TransLitigate

01/01/2022 -

31/12/2027

2024 – 2025 BiodivTransform

Translitigate is an EU-funded (ERC Starting Grant 2021) multidisciplinary research project that aims to how transnational collaboration networks contributes to environmental litigation.

Context

Litigators feature in a crucial role as we confront the pressing global environmental governance challenges of the 21st Century. They possess an agency which is capable of driving the evolution and implementation of law across national boundaries and at the supranational level. This project proposes to develop a groundbreaking, explanatory model of transnational collaborations among strategic litigators which accounts for their modes of collaboration, how those collaborations affect their agency in controlling the issues in their respective fields, and how they negotiate complex ethical and professional challenges in their work. It proposes to develop this model through the combination of comparative doctrinal research and inductive qualitative socio-legal research across four case studies of strategic litigation: climate change, large-scale land transfers, pollution caused by extractives industries, and species conservation. It pursues the ground-breaking aim of explaining the multi-faceted and complex deliberations among transnational communities of litigators which give rise to and shape the landmark cases transforming environmental governance in diverse national contexts.

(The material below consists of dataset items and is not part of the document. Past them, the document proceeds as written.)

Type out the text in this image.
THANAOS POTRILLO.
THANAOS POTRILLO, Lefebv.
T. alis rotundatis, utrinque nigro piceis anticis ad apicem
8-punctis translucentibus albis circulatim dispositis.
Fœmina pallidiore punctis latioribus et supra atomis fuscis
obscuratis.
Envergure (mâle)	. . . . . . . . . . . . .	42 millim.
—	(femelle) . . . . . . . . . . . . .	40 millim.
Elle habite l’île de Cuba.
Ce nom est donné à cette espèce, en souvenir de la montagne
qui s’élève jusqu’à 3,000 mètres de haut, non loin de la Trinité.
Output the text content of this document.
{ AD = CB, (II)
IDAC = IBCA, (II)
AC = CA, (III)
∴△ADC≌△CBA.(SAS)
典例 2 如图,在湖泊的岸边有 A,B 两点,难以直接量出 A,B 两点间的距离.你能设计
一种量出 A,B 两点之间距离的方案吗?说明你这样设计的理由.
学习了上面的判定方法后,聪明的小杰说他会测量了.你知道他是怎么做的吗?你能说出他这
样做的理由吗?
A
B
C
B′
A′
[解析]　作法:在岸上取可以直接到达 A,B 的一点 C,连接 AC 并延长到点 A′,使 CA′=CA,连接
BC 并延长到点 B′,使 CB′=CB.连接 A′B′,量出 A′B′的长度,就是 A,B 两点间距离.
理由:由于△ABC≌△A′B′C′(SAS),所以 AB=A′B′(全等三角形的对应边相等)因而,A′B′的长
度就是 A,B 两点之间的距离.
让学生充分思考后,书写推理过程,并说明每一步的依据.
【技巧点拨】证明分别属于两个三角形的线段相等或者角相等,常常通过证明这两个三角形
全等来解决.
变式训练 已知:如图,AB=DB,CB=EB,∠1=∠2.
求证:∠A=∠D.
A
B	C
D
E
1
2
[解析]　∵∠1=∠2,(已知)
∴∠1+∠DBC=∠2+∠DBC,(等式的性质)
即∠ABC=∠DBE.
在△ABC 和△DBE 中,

With this contribution to the sociology of strategic litigators, the project will achieve a break-through in our understanding of how change can be initiated in legal systems to overcome perpetual obstacles and meet our global environmental challenges. It pursues a breakthrough in understanding how litigators drive states and their legal systems to act upon their ability to govern global environmental challenges, given the unlikeliness of it occurring through domestic and international lawmaking alone. In sum, the project aims to develop a groundbreaking model of an innovative type of agency and actor in global governance: the strategic litigator collaborating across borders.

"The TransLitigate project studies the agency of transnational strategic litigator communities working on climate change, biodiversity conservation, pollution from extractive industries, and land conflicts."

Main objectives

TransLitigate is an EU-funded ERC Starting Grant multidisciplinary research project that studies the agency of transnational strategic litigator communities working on climate change, biodiversity conservation, pollution from extractive industries, and land conflicts, with the aim of understanding how transnational collaboration networks contribute to environmental litigation. The project pursues three interrelated research goals: first, to identify the factors and conditions that determine when and how strategic environmental litigators collaborate across borders in areas such as developing evidentiary materials, constructing legal interpretations, and selecting litigation strategies; second, to assess how collaborative relationships affect the ability of litigators to exercise “issue control” within their networks, balancing the interests of their clients with those of fellow practitioners; and third, to evaluate how litigators make ethical sense of the shared goals and theory of change in their field, situating those reflections within the context of their specific cases, the organisational interests of their clients, and the national and transnational fields of governance in which they operate.

Main results

TransLitigate launched in September 2022 and will run through August 2027, so the project is ongoing and comprehensive final results have not yet been published. The publications page of the website currently lists foundational works that shaped the project’s approach rather than outputs produced within it. These include research on human rights-based climate litigation in Latin America, transnational climate litigation narratives, and the landmark Milieudefensie v Royal Dutch Shell case in the Netherlands. The team has been actively conducting qualitative empirical research — including interviews with litigators and documentary analysis — across the four thematic case studies of climate change, extractive industry pollution, biodiversity conservation, and land conflicts.